Specifically, patients with Parkinson’s disease combined with dementia, as well as those with Alzheimer’s disease, schizophrenia, depression or PTSD – all of whom have less grey matter in their hippocampus – "would not be advised to [follow] action video game treatments," according to the study.
To do their investigation, the researchers recruited close to 100 people (51 men, 46 women) at UdeM and got them to come in and play a variety of popular shooter games like Call of Duty, Killzone and Borderlands 2, as well as 3D games from the Super Mario series, for a total of 90 hours.
To establish which participants were spatial learners (that is, those who favoured their hippocampus) versus "response learners" (those using the reward system), West and his team first had each of them run through a "4-on-8" virtual maze on their computer.
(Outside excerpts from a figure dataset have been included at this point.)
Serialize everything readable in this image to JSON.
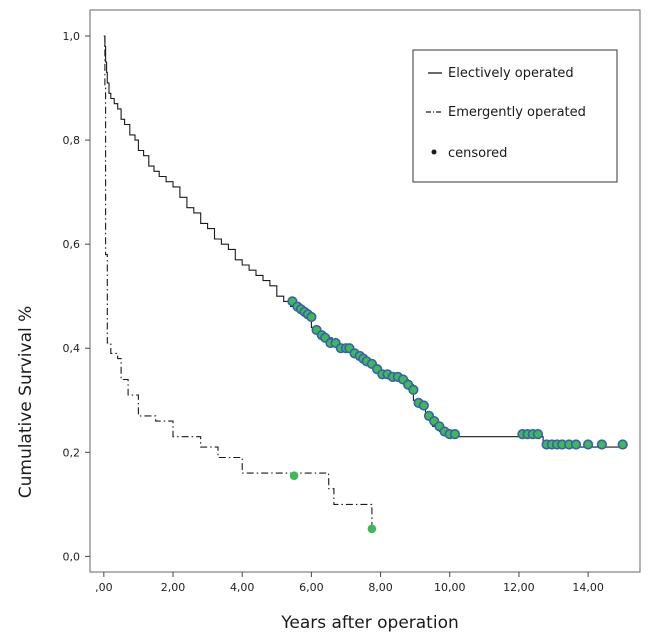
{
  "chart_data": {
    "type": "line",
    "title": "",
    "xlabel": "Years after operation",
    "ylabel": "Cumulative Survival %",
    "xlim": [
      -0.4,
      15.5
    ],
    "ylim": [
      -0.03,
      1.05
    ],
    "x_ticks": [
      0,
      2,
      4,
      6,
      8,
      10,
      12,
      14
    ],
    "x_tick_labels": [
      ",00",
      "2,00",
      "4,00",
      "6,00",
      "8,00",
      "10,00",
      "12,00",
      "14,00"
    ],
    "y_ticks": [
      0,
      0.2,
      0.4,
      0.6,
      0.8,
      1.0
    ],
    "y_tick_labels": [
      "0,0",
      "0,2",
      "0,4",
      "0,6",
      "0,8",
      "1,0"
    ],
    "grid": false,
    "legend_position": "top-right",
    "legend": {
      "elective_label": "Electively operated",
      "emergent_label": "Emergently operated",
      "censored_label": "censored"
    },
    "censor_color": "#3cba54",
    "censor_edge_color": "#3a5fb0",
    "series": [
      {
        "name": "Electively operated",
        "style": "solid",
        "x": [
          0.0,
          0.03,
          0.05,
          0.08,
          0.1,
          0.15,
          0.2,
          0.3,
          0.4,
          0.5,
          0.6,
          0.75,
          0.9,
          1.0,
          1.15,
          1.3,
          1.45,
          1.6,
          1.8,
          2.0,
          2.2,
          2.4,
          2.6,
          2.8,
          3.0,
          3.2,
          3.4,
          3.6,
          3.8,
          4.0,
          4.2,
          4.4,
          4.6,
          4.8,
          5.0,
          5.2,
          5.4,
          5.6,
          5.8,
          6.0,
          6.2,
          6.4,
          6.6,
          6.8,
          7.0,
          7.2,
          7.4,
          7.6,
          7.8,
          8.0,
          8.2,
          8.4,
          8.6,
          8.8,
          8.95,
          9.1,
          9.3,
          9.5,
          9.7,
          9.9,
          10.1,
          10.3,
          11.0,
          12.0,
          12.5,
          12.7,
          13.0,
          14.0,
          15.0
        ],
        "y": [
          1.0,
          0.98,
          0.95,
          0.93,
          0.91,
          0.89,
          0.88,
          0.87,
          0.86,
          0.84,
          0.83,
          0.81,
          0.8,
          0.78,
          0.77,
          0.75,
          0.74,
          0.73,
          0.72,
          0.71,
          0.69,
          0.67,
          0.66,
          0.64,
          0.63,
          0.61,
          0.6,
          0.59,
          0.57,
          0.56,
          0.55,
          0.54,
          0.53,
          0.52,
          0.5,
          0.49,
          0.48,
          0.47,
          0.46,
          0.44,
          0.43,
          0.42,
          0.41,
          0.4,
          0.4,
          0.39,
          0.38,
          0.37,
          0.36,
          0.35,
          0.35,
          0.35,
          0.34,
          0.33,
          0.3,
          0.29,
          0.27,
          0.25,
          0.24,
          0.23,
          0.23,
          0.23,
          0.23,
          0.23,
          0.23,
          0.21,
          0.21,
          0.21,
          0.21
        ],
        "censored_x": [
          5.45,
          5.6,
          5.7,
          5.8,
          5.9,
          6.0,
          6.15,
          6.3,
          6.4,
          6.55,
          6.7,
          6.85,
          7.0,
          7.1,
          7.25,
          7.4,
          7.5,
          7.6,
          7.75,
          7.9,
          8.05,
          8.2,
          8.35,
          8.5,
          8.65,
          8.8,
          8.95,
          9.1,
          9.25,
          9.4,
          9.55,
          9.7,
          9.85,
          10.0,
          10.15,
          12.1,
          12.25,
          12.4,
          12.55,
          12.8,
          12.95,
          13.1,
          13.25,
          13.45,
          13.65,
          14.0,
          14.4,
          15.0
        ],
        "censored_y": [
          0.49,
          0.48,
          0.475,
          0.47,
          0.465,
          0.46,
          0.435,
          0.425,
          0.42,
          0.41,
          0.41,
          0.4,
          0.4,
          0.4,
          0.39,
          0.385,
          0.38,
          0.375,
          0.37,
          0.36,
          0.35,
          0.35,
          0.345,
          0.345,
          0.34,
          0.33,
          0.32,
          0.295,
          0.29,
          0.27,
          0.26,
          0.25,
          0.24,
          0.235,
          0.235,
          0.235,
          0.235,
          0.235,
          0.235,
          0.215,
          0.215,
          0.215,
          0.215,
          0.215,
          0.215,
          0.215,
          0.215,
          0.215
        ]
      },
      {
        "name": "Emergently operated",
        "style": "dashdot",
        "x": [
          0.0,
          0.03,
          0.05,
          0.1,
          0.2,
          0.4,
          0.5,
          0.7,
          1.0,
          1.5,
          2.0,
          2.8,
          3.0,
          3.3,
          3.8,
          4.0,
          4.5,
          5.0,
          5.5,
          6.0,
          6.5,
          6.65,
          7.0,
          7.5,
          7.7,
          7.75
        ],
        "y": [
          1.0,
          0.9,
          0.58,
          0.41,
          0.39,
          0.38,
          0.34,
          0.31,
          0.27,
          0.26,
          0.23,
          0.21,
          0.21,
          0.19,
          0.19,
          0.16,
          0.16,
          0.16,
          0.16,
          0.16,
          0.13,
          0.1,
          0.1,
          0.1,
          0.1,
          0.05
        ],
        "censored_x": [
          5.5,
          7.75
        ],
        "censored_y": [
          0.155,
          0.053
        ]
      }
    ]
  }
}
From a central hub, they had to navigate down four identical-looking paths to capture target objects, then, after their gates were removed, go down the four others.
To remember which paths they'd already been down and not waste time looking for the objects they'd already taken, spatial learners oriented themselves by the landmarks in the background: a rock, a mountains, two trees. Response learners didn't do that; they ignored the landmarks and concentrated instead on remembering a series of right and left turns in a sequence from their starting position.
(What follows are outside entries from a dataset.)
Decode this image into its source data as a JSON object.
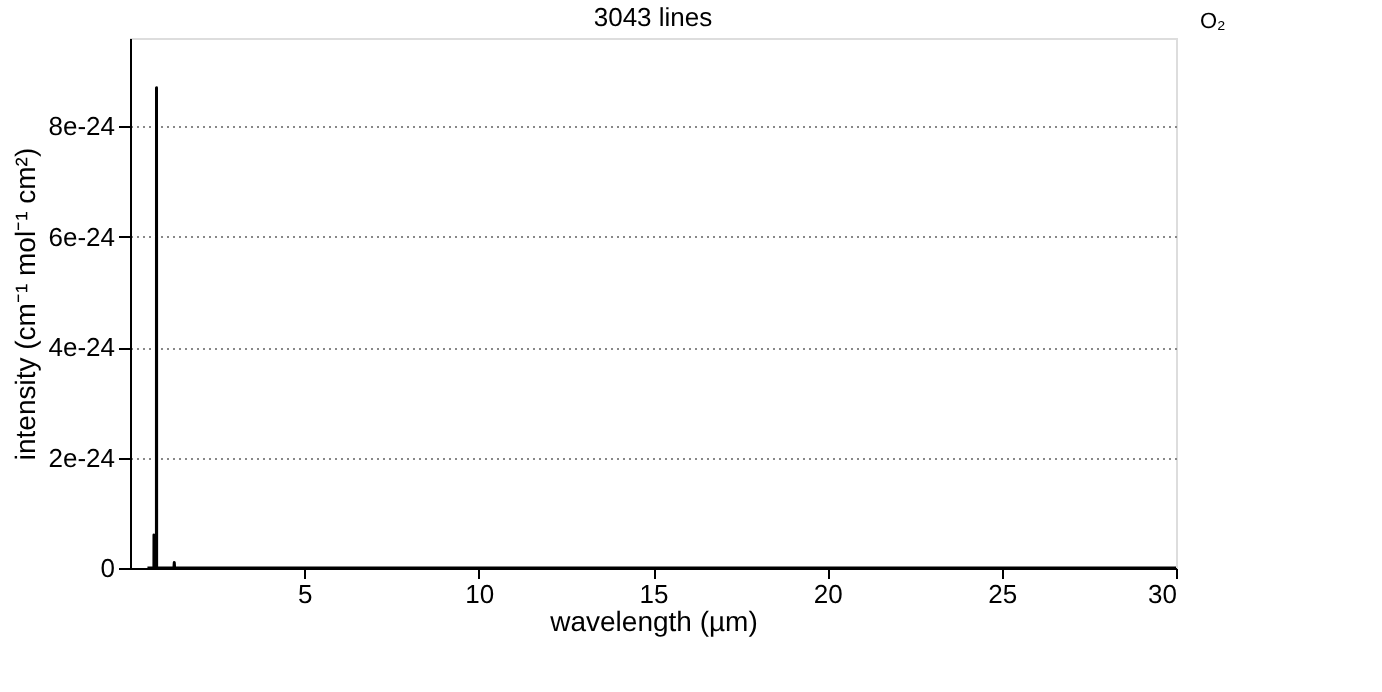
{
  "chart_data": {
    "type": "line",
    "title": "3043 lines",
    "xlabel": "wavelength (µm)",
    "ylabel": "intensity    (cm⁻¹ mol⁻¹ cm²)",
    "x": [
      0.5,
      0.686,
      0.688,
      0.69,
      0.758,
      0.76,
      0.762,
      0.764,
      0.766,
      1.26,
      1.27,
      1.28,
      2,
      30
    ],
    "series": [
      {
        "name": "O₂",
        "color": "#000000",
        "values": [
          0,
          0,
          6e-25,
          0,
          0,
          8.7e-24,
          6e-24,
          0,
          0,
          0,
          1e-25,
          0,
          0,
          0
        ]
      }
    ],
    "xlim": [
      0,
      30
    ],
    "xticks": [
      5,
      10,
      15,
      20,
      25,
      30
    ],
    "ylim": [
      0,
      9.6e-24
    ],
    "yticks": [
      {
        "value": 0,
        "label": "0"
      },
      {
        "value": 2e-24,
        "label": "2e-24"
      },
      {
        "value": 4e-24,
        "label": "4e-24"
      },
      {
        "value": 6e-24,
        "label": "6e-24"
      },
      {
        "value": 8e-24,
        "label": "8e-24"
      }
    ],
    "grid": "y",
    "legend": "top right",
    "marker": "none",
    "line_style": "solid"
  }
}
Once their learning strategy was established, participants then began playing the action and 3D-platform video games. The same amount of screen time on each produced very different effects on the brain. Ninety hours of playing action games led to hippocampal atrophy in response learners, while 90 hours of playing 3D games led to increased grey matter within the hippocampal memory system of all participants.
"Because spatial strategies were shown to be associated with increases in hippocampal grey matter during video game playing, it remains possible that response learners could be encouraged to use spatial strategies to counteract against negative effects on the hippocampal system," the study says, offering an out for action-game manufacturers: change the design.
Now, "players can easily choose to navigate with a response-route-following strategy without relying on the relationships between landmarks, fundamental to the spatial strategy. [...] Action video games designed without in-game GPS, or [without] wayfinding routes overlaid on the game’s display for the player to follow, could better encourage spatial learning during action video game playing."